Vision loss in PA is primarily caused by the central corneal opacity, which obstructs the visual axis.3,4 In this family, the father and three children exhibited this ocular finding. Additional factors contributing to low vision included glaucoma, nystagmus, and structural anomalies such as coloboma and aniridia. The two daughters exhibited nystagmus and exotropia, potentially due to early onset visual deprivation. The younger daughter also has aniridia and spherocoloboma, further reducing her visual function. Additionally, both daughters demonstrated compound myopic astigmatism, complicating their ability to achieve functional vision and succeed in school. The brother exhibited only nystagmus and iridocorneal synechiae. The father experienced severe visual impairment due to advanced corneal opacity, resulting in a significant reduction in vision and contrast sensitivity. The condition greatly affected his reading skills and mobility.
Rehabilitation approaches were individualized and tailored to the unique functional needs of each family member. For school-aged children, magnifiers and telescopes were provided to assist with near tasks and viewing the blackboard, respectively. Additionally, to non-optical aids such as felt pens and typoscopes were included. Research indicates that these tools can improve reading skills and academic performance in schoolchildren with low vision.13,14 Furthermore, additional educational and environmental modifications were suggested, including preferential seating in the classroom, extended test duration, and the use of digital learning materials.

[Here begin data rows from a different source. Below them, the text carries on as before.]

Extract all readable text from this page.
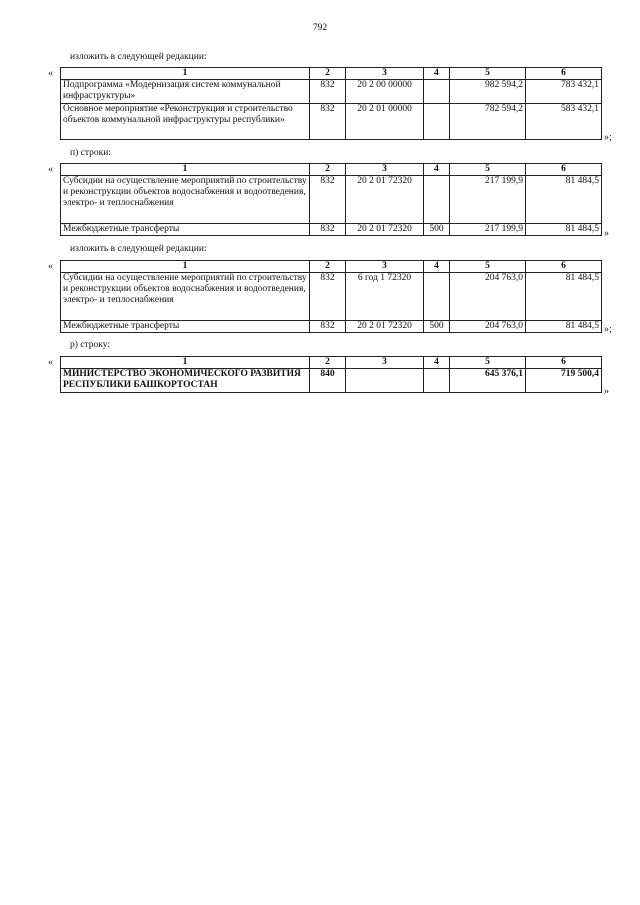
792
изложить в следующей редакции:
«	1	2	3	4	5	6
Подпрограмма «Модернизация систем коммунальной инфраструктуры»	832	20 2 00 00000		982 594,2	783 432,1
Основное мероприятие «Реконструкция и строительство объектов коммунальной инфраструктуры республики»	832	20 2 01 00000		782 594,2	583 432,1
»;
п) строки:
«	1	2	3	4	5	6
Субсидии на осуществление мероприятий по строительству и реконструкции объектов водоснабжения и водоотведения, электро- и теплоснабжения	832	20 2 01 72320		217 199,9	81 484,5
Межбюджетные трансферты	832	20 2 01 72320	500	217 199,9	81 484,5 »
изложить в следующей редакции:
«	1	2	3	4	5	6
Субсидии на осуществление мероприятий по строительству и реконструкции объектов водоснабжения и водоотведения, электро- и теплоснабжения	832	6 год 1 72320		204 763,0	81 484,5
Межбюджетные трансферты	832	20 2 01 72320	500	204 763,0	81 484,5 »;
р) строку:
«	1	2	3	4	5	6
МИНИСТЕРСТВО ЭКОНОМИЧЕСКОГО РАЗВИТИЯ РЕСПУБЛИКИ БАШКОРТОСТАН	840			645 376,1	719 500,4
»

An alternative approach was implemented for the older son, focusing on smartphone-based magnification applications and accessibility features to support independent reading and digital engagement. Research indicates that mobile technologies are both effective and well-accepted among people with visual impairment, significantly enhancing their functional independence.15,16
The father with the most profound visual impairment was prescribed a portable electronic magnification device to address his high magnification needs. Additionally, he received guidance on orientation and mobility strategies, including the use of a white cane, which is essential for the rehabilitation of individuals with severe vision loss.17 However, the lack of accessible infrastructure raises concerns about the safe movement.17,18 It is important to address the social and psychological burden of vision impairment.19 The final member of this family is the mother, although she is unaffected by this syndrome, she was referred to a counseling group for mothers to help her cope with emotional stress and social stigma.
All individuals received training on the appropriate use of the optical or non-optical devices, which is essential for successful visual rehabilitation.20 They were also advised to follow up with their ophthalmologist to monitor the progression of the disease.
Conclusion
This case series highlights the wide phenotypic variability and multi-dimensional impact of PA. Functional vision assessment and appropriate vision rehabilitation can assist affected individuals in improving their vision-related quality of life. Different visual aids, rehabilitation methods, or advice can be tailored to each case of the same disease based on individual needs, goals, and lifestyle. The psychological factors for both affected and non-affected family members should not be neglected. Finally, societal awareness of genetic diseases that affect vision should be enhanced.
Disclosure
The author reports no conflicts of interest in this work.